About William Carey University
William Carey University (also known as Carey, William Carey, or WCU) is a private Christian protester arts scholastic in Mississippi, affiliated later than the Southern Baptist Convention and the Mississippi Baptist Convention. The main campus is in Hattiesburg, and a second campus is in the Tradition community close Gulfport and Biloxi.
William Carey University was founded by W. I. Thames in 1892 as Pearl River Boarding School in Poplarville, Mississippi. A disastrous flame destroyed the teacher in 1905, and in 1906, with the promotion of a society of New Orleans businessmen, Thames reopened the bookish in Hattiesburg as South Mississippi College. Another flare destroyed the youth institution, forcing it to close. In 1911, W. S. F. Tatum acquired the property and offered it as a gift to the Baptists, and the school reopened as Mississippi Woman’s College. In 1953, the Mississippi Baptist Convention voted to make the learned coeducational, which necessitated a new name. In 1954, the board of trustees prearranged the pronounce William Carey College in honor of William Carey, the 18th-century English cordwainer-linguist whose decades of missionary protest in India earned him international reply as the “Father of Modern Missions.” The gained official academic world status in 2006.
The university offers baccalaureate degrees in arts and letters, education, natural and behavioral sciences, business, religion, music, and nursing. It moreover offers M.B.A, M.Ed., M.S. in psychology, M.S. in Health Information Systems, and M.S.N. degrees, as capably as a specialist degree in elementary education and a Ph.D. in education administration. William Carey opened the College of Osteopathic Medicine in 2009 and welcomed its first class of 110 students in 2010. In 2012, Carey supplementary a Ph.D. program in nursing. The academic year comprises three trimesters of eleven weeks each. Two summer sessions, a January Term, and a May Term are afterward offered.

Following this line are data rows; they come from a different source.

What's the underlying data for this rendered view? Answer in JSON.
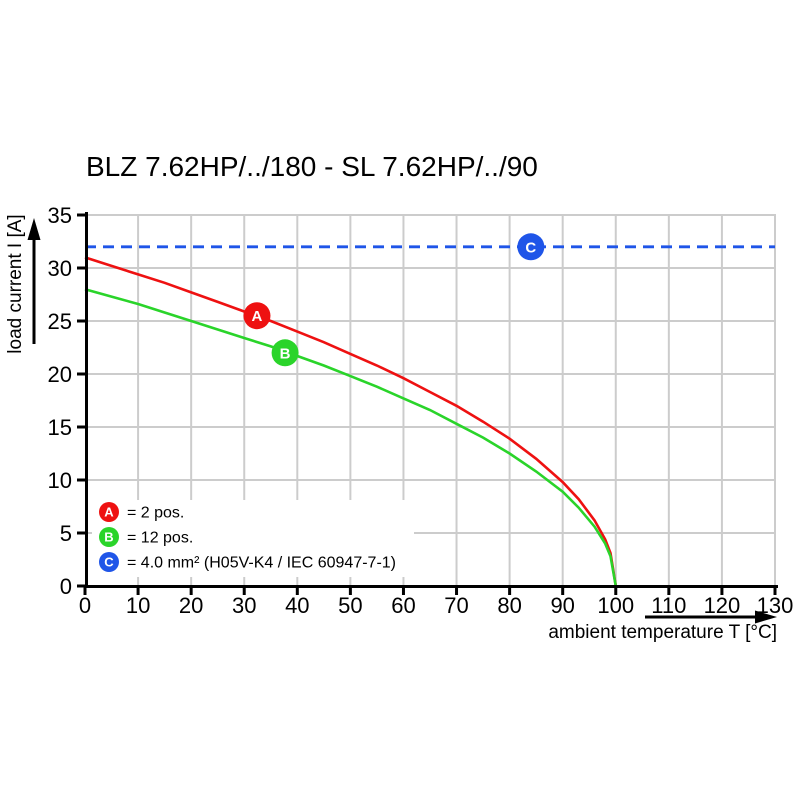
{
  "chart_data": {
    "type": "line",
    "title": "BLZ 7.62HP/../180 - SL 7.62HP/../90",
    "xlabel": "ambient temperature T [°C]",
    "ylabel": "load current I [A]",
    "xlim": [
      0,
      130
    ],
    "ylim": [
      0,
      35
    ],
    "x_ticks": [
      0,
      10,
      20,
      30,
      40,
      50,
      60,
      70,
      80,
      90,
      100,
      110,
      120,
      130
    ],
    "y_ticks": [
      0,
      5,
      10,
      15,
      20,
      25,
      30,
      35
    ],
    "grid": true,
    "legend_position": "bottom-left-inside",
    "colors": {
      "red": "#ee1111",
      "green": "#2ad42a",
      "blue": "#1f55e8",
      "grid": "#cccccc",
      "axis": "#000000",
      "marker_text": "#ffffff",
      "legend_background": "#ffffff"
    },
    "series": [
      {
        "id": "A",
        "name": "2 pos.",
        "color": "#ee1111",
        "style": "solid",
        "points": [
          [
            0,
            31.0
          ],
          [
            5,
            30.2
          ],
          [
            10,
            29.4
          ],
          [
            15,
            28.6
          ],
          [
            20,
            27.7
          ],
          [
            25,
            26.8
          ],
          [
            30,
            25.9
          ],
          [
            35,
            25.0
          ],
          [
            40,
            24.0
          ],
          [
            45,
            23.0
          ],
          [
            50,
            21.9
          ],
          [
            55,
            20.8
          ],
          [
            60,
            19.6
          ],
          [
            65,
            18.3
          ],
          [
            70,
            17.0
          ],
          [
            75,
            15.5
          ],
          [
            80,
            13.9
          ],
          [
            85,
            12.0
          ],
          [
            90,
            9.8
          ],
          [
            93,
            8.2
          ],
          [
            96,
            6.2
          ],
          [
            98,
            4.4
          ],
          [
            99,
            3.1
          ],
          [
            100,
            0
          ]
        ]
      },
      {
        "id": "B",
        "name": "12 pos.",
        "color": "#2ad42a",
        "style": "solid",
        "points": [
          [
            0,
            28.0
          ],
          [
            5,
            27.3
          ],
          [
            10,
            26.6
          ],
          [
            15,
            25.8
          ],
          [
            20,
            25.0
          ],
          [
            25,
            24.2
          ],
          [
            30,
            23.4
          ],
          [
            35,
            22.6
          ],
          [
            40,
            21.7
          ],
          [
            45,
            20.8
          ],
          [
            50,
            19.8
          ],
          [
            55,
            18.8
          ],
          [
            60,
            17.7
          ],
          [
            65,
            16.6
          ],
          [
            70,
            15.3
          ],
          [
            75,
            14.0
          ],
          [
            80,
            12.5
          ],
          [
            85,
            10.8
          ],
          [
            90,
            8.9
          ],
          [
            93,
            7.4
          ],
          [
            96,
            5.6
          ],
          [
            98,
            4.0
          ],
          [
            99,
            2.8
          ],
          [
            100,
            0
          ]
        ]
      },
      {
        "id": "C",
        "name": "4.0 mm² (H05V-K4 / IEC 60947-7-1)",
        "color": "#1f55e8",
        "style": "dashed",
        "points": [
          [
            0,
            32
          ],
          [
            130,
            32
          ]
        ]
      }
    ],
    "markers": [
      {
        "letter": "A",
        "color": "#ee1111",
        "t": 32.4,
        "i": 25.5
      },
      {
        "letter": "B",
        "color": "#2ad42a",
        "t": 37.7,
        "i": 22.0
      },
      {
        "letter": "C",
        "color": "#1f55e8",
        "t": 84.0,
        "i": 32.0
      }
    ],
    "legend": [
      {
        "letter": "A",
        "color": "#ee1111",
        "text": "= 2 pos."
      },
      {
        "letter": "B",
        "color": "#2ad42a",
        "text": "= 12 pos."
      },
      {
        "letter": "C",
        "color": "#1f55e8",
        "text": "= 4.0 mm² (H05V-K4 / IEC 60947-7-1)"
      }
    ]
  }
}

William Carey University in Hattiesburg, MS Review
Hattiesburg is a city in the U.S. state of Mississippi, primarily in Forrest County (where it is the county seat) and extending west into Lamar County. The city population was 45,989 at the 2010 census, with an estimated population of 45,863 in 2019. It is the principal city of the Hattiesburg, Mississippi, Metropolitan Statistical Area, which encompasses Forrest, Lamar and Perry counties.
Development of the interior of Mississippi by European Americans took place primarily after the American Civil War. Before that time, only properties along the major rivers were developed as plantations. Founded in 1882 by civil engineer William H. Hardy, Hattiesburg was named in tribute of Hardy’s wife Hattie. The town was incorporated two years later with a population of 400. Hattiesburg’s population first expanded as a center of the lumber and railroad industries, from which was derived the nickname “The Hub City”. It now attracts newcomers because of the diversity of its economy, strong neighborhoods, and the central location in South Mississippi.
Hattiesburg is home to The University of Southern Mississippi (founded as Mississippi Normal College, for the training of teachers) and William Carey University (formerly William Carey College). South of Hattiesburg is Camp Shelby, the largest US National Guard training base east of the Mississippi River.